Good information, but you can't start history with the displaced Palestinians at the end of the 1948 war. The history of displaced Palestinians begins with the Zionist movement to colonize the territory Jews lost political control over more than two millennia ago and which hasn't be the center of the Jewish population since the second rebellion against Rome in the second century AD. Christians temporarily regained control of that land during the Crusades. when the Zionist movement, colonialism was a good thing, "the White Man's Burden" in the words of Rudyard Kipling. The US took control of the Philippines, Guam, Hawaii and Puerto Rico after the Spanish-American war. Though we may regret some or all of those actions today; they were certainly considered moral at the time. So was Zionism.

WWI and especial WWII ended the acceptability of colonialism and began the age of decolonialism. It also left the problem of providing a safe homeland for the Jews who had survived the Holocaust. By then, nearly a million Jews had sought sanctuary in Palestine. This made it easy for white Europeans (dying colonialists) to use the UN to take territory from the Palestinians to provide a homeland for the Jews they didn't want in Europe. They had the most votes in the new UN at the time.

The UN partition made Jerusalem and international city that was surrounded by territory dominated by Arabs. During the war, the Israelis did every possible to drive out the Arabs surrounding Jerusalem and other key positions, in some cases ethnically cleansing them.

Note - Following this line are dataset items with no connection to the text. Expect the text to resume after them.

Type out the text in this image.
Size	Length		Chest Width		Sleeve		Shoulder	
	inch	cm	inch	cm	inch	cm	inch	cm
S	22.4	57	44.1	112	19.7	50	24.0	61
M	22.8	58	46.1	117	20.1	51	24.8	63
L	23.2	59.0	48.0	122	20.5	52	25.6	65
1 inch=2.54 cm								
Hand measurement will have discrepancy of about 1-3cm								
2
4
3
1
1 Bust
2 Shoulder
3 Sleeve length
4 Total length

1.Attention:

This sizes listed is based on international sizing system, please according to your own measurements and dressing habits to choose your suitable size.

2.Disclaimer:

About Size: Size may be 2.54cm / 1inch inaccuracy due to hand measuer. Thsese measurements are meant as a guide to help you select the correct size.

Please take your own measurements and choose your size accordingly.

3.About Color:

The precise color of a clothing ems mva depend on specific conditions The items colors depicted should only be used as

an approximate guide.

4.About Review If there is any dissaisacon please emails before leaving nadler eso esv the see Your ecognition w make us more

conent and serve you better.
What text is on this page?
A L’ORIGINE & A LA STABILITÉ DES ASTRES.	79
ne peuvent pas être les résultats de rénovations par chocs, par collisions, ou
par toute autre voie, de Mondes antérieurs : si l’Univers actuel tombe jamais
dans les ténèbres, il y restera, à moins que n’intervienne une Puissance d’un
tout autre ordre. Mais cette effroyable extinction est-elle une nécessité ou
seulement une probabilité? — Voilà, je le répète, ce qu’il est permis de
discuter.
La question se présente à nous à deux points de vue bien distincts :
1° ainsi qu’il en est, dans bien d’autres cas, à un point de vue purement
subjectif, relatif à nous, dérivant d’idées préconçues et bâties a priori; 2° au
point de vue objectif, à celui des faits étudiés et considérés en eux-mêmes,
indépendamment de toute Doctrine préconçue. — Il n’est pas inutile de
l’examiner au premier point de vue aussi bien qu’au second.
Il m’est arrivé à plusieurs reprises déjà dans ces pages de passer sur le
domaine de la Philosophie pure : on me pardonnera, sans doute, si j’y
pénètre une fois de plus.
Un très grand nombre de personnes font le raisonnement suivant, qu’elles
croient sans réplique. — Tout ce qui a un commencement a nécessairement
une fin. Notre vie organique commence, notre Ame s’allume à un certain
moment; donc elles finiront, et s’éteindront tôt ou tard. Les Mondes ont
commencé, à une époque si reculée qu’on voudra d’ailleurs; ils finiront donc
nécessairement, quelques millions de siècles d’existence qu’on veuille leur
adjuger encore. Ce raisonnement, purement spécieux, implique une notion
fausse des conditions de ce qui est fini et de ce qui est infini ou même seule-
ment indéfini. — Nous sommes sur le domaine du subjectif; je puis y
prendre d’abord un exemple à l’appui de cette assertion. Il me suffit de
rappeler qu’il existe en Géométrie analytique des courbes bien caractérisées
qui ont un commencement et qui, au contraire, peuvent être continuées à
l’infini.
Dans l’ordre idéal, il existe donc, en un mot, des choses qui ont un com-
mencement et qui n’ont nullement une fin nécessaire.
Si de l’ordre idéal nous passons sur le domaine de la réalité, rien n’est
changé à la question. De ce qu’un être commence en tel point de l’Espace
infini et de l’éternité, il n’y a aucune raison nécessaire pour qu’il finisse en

When Egypt, Syria and Jordan ask for a ceasefire after being mauled by the Israelis. these Arab nations ceded much territory to Israeli that he UN had granted to the Palestinians and kept the West Bank and Gaza for themselves. When they lost the 1967 war surrendered those territories to Israel in the cease, they became Israeli territory. When the Arab States decided the West Bank and Gaza should again belong to a Palestinian entity and denied any right to rule these territories, the Arabs living there technically and practically became stateless. Unlike the Palestinians who remained in Israel after the 1948 and became Israeli citizens, neither they nor Israeli nor any existing Arab State recognizes them as citizens of any existing country.

With this foundation in place, you can continue your history of the Nakba.